Art And Politics

Posted on August 15, 2007. Filed under: freedom, politics, politics india |

Whether a man’s freedom to dress as he likes can be equal to the liberty of an artist to paint as he likes or not, needs a debate. One opinion is that if an ordinary man had dressed himself like a saint, he would have been treated as a freak, but a Dera chief doing the same thing has been interpreted as posing to compete with a highly revered Guru to the Sikhs.

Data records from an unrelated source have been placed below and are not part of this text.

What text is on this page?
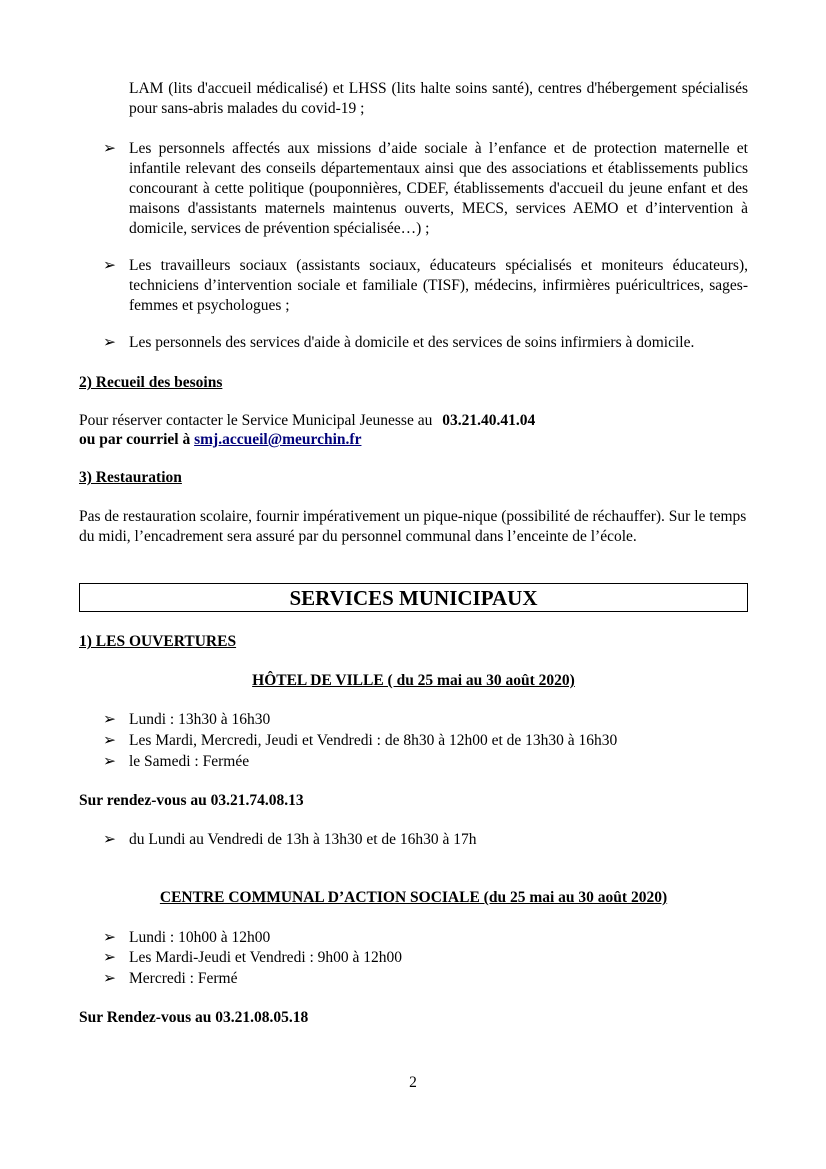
LAM (lits d'accueil médicalisé) et LHSS (lits halte soins santé), centres d'hébergement spécialisés pour sans-abris malades du covid-19 ;
➢ Les personnels affectés aux missions d’aide sociale à l’enfance et de protection maternelle et infantile relevant des conseils départementaux ainsi que des associations et établissements publics concourant à cette politique (pouponnières, CDEF, établissements d'accueil du jeune enfant et des maisons d'assistants maternels maintenus ouverts, MECS, services AEMO et d’intervention à domicile, services de prévention spécialisée…) ;
➢ Les travailleurs sociaux (assistants sociaux, éducateurs spécialisés et moniteurs éducateurs), techniciens d’intervention sociale et familiale (TISF), médecins, infirmières puéricultrices, sages-femmes et psychologues ;
➢ Les personnels des services d'aide à domicile et des services de soins infirmiers à domicile.
2) Recueil des besoins
Pour réserver contacter le Service Municipal Jeunesse au 03.21.40.41.04
ou par courriel à smj.accueil@meurchin.fr
3) Restauration
Pas de restauration scolaire, fournir impérativement un pique-nique (possibilité de réchauffer). Sur le temps du midi, l’encadrement sera assuré par du personnel communal dans l’enceinte de l’école.
SERVICES MUNICIPAUX
1) LES OUVERTURES
HÔTEL DE VILLE ( du 25 mai au 30 août 2020)
➢ Lundi : 13h30 à 16h30
➢ Les Mardi, Mercredi, Jeudi et Vendredi : de 8h30 à 12h00 et de 13h30 à 16h30
➢ le Samedi : Fermée
Sur rendez-vous au 03.21.74.08.13
➢ du Lundi au Vendredi de 13h à 13h30 et de 16h30 à 17h
CENTRE COMMUNAL D’ACTION SOCIALE (du 25 mai au 30 août 2020)
➢ Lundi : 10h00 à 12h00
➢ Les Mardi-Jeudi et Vendredi : 9h00 à 12h00
➢ Mercredi : Fermé
Sur Rendez-vous au 03.21.08.05.18
2
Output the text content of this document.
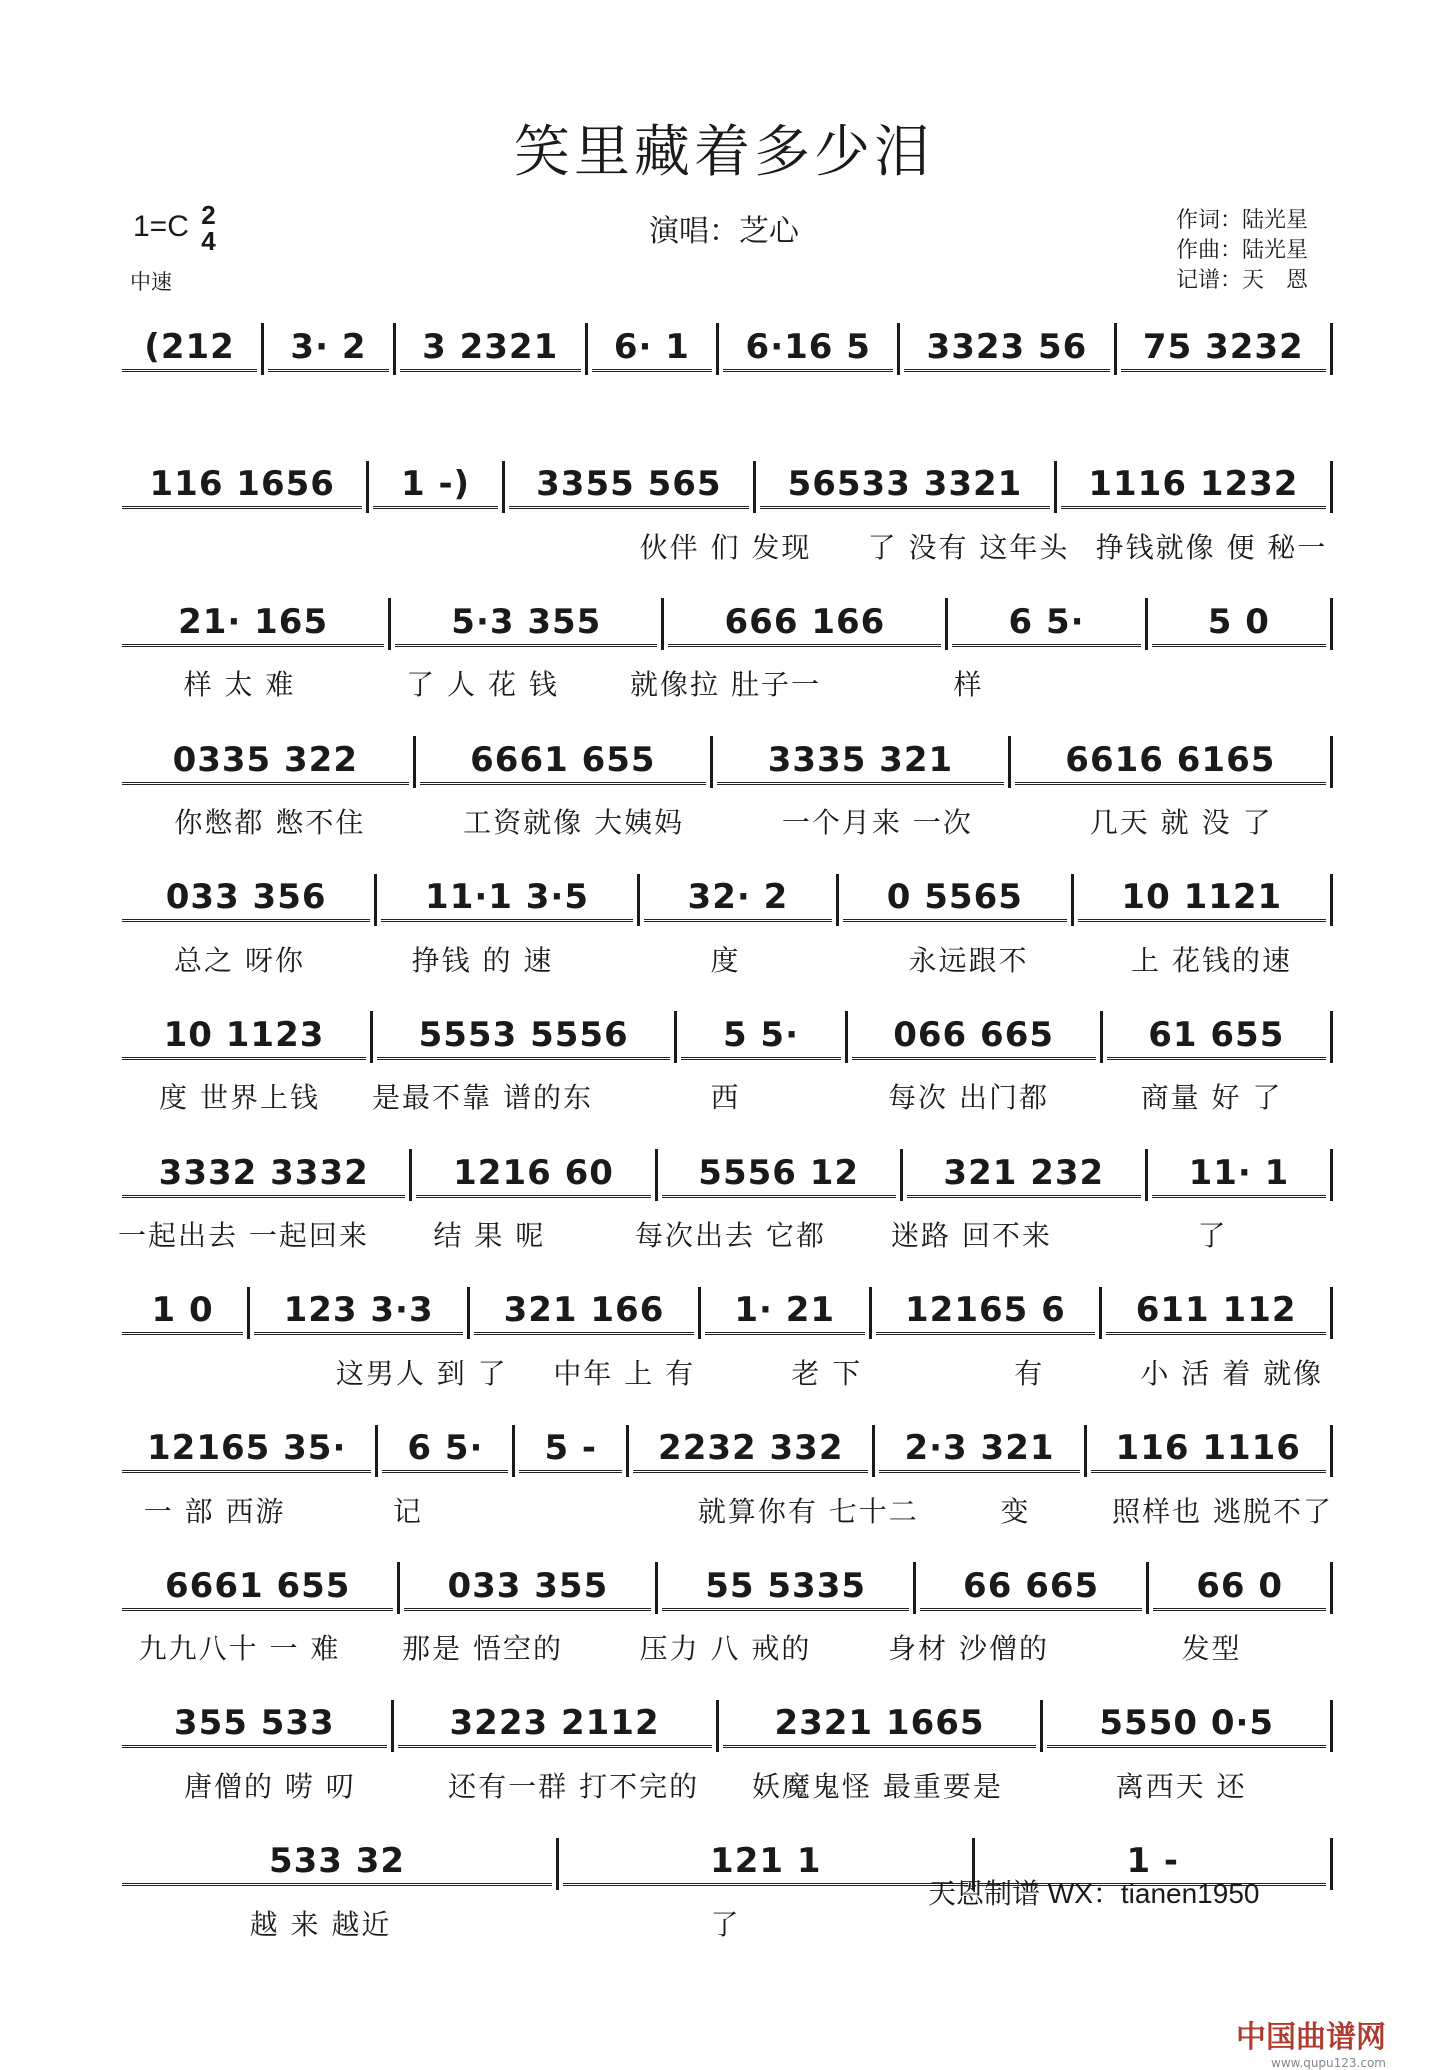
笑里藏着多少泪
1=C 2
4
中速
演唱：芝心	作词：陆光星
作曲：陆光星
记谱：天　恩
(212	3· 2	3 2321	6· 1	6·16 5	3323 56	75 3232
116 1656	1 -)	3355 565	56533 3321	1116 1232
伙伴 们 发现	了 没有 这年头 挣钱就像 便 秘一
21· 165	5·3 355	666 166	6 5·	5 0
样 太 难	了 人 花 钱	就像拉 肚子一	样
0335 322	6661 655	3335 321	6616 6165
你憋都 憋不住	工资就像 大姨妈	一个月来 一次	几天 就 没 了
033 356	11·1 3·5	32· 2	0 5565	10 1121
总之 呀你	挣钱 的 速	度	永远跟不	上 花钱的速
10 1123	5553 5556	5 5·	066 665	61 655
度 世界上钱	是最不靠 谱的东	西	每次 出门都	商量 好 了
3332 3332	1216 60	5556 12	321 232	11· 1
一起出去 一起回来	结 果 呢	每次出去 它都	迷路 回不来	了
1 0	123 3·3	321 166	1· 21	12165 6	611 112
这男人 到 了	中年 上 有	老 下	有	小 活 着 就像
12165 35·	6 5·	5 -	2232 332	2·3 321	116 1116
一 部 西游	记	就算你有 七十二	变	照样也 逃脱不了
6661 655	033 355	55 5335	66 665	66 0
九九八十 一 难	那是 悟空的	压力 八 戒的	身材 沙僧的	发型
355 533	3223 2112	2321 1665	5550 0·5
唐僧的 唠 叨	还有一群 打不完的	妖魔鬼怪 最重要是	离西天 还
533 32	121 1	1 -
越 来 越近	了
天恩制谱 WX：tianen1950
中国曲谱网
www.qupu123.com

Astonishingly, when it came to Sikh sentiments, no so-called secularist took sides. When it came to Muslim sensibility,
a similar set of people condemned the infamous cartoons about their prophet. When it comes to Jesus, the Christian
feelings were ignored and when it is Hindu emotions, they are dismissed by the so called secularists with disdain. This is horrendous political culture: for the Muslims reverence, for the Sikhs silence, for the Christians indifference and for the Hindus contempt.
There has been a disproportionate hullabaloo over the paintings produced by Chandramohan of M.S. University, Baroda.
Most newspapers have carried articles and the TV channels have held discussions on the subject. Heated arguments have been exchanged but, most of the time, without stating what precisely had been painted and, therefore, why it should be objectionable. It was reminiscent of the Union government’s ban of Salman Rushdie’s Satanic Verses without its officials having read the text.

The simple point is whose freedom of expression? The artist’s who is morbid in mind? The devotee whose sensibilities are
wounded? Or the high and the low secularists of the land who smile indulgently at one community’s degradation, but raise a storm when the other is in dock?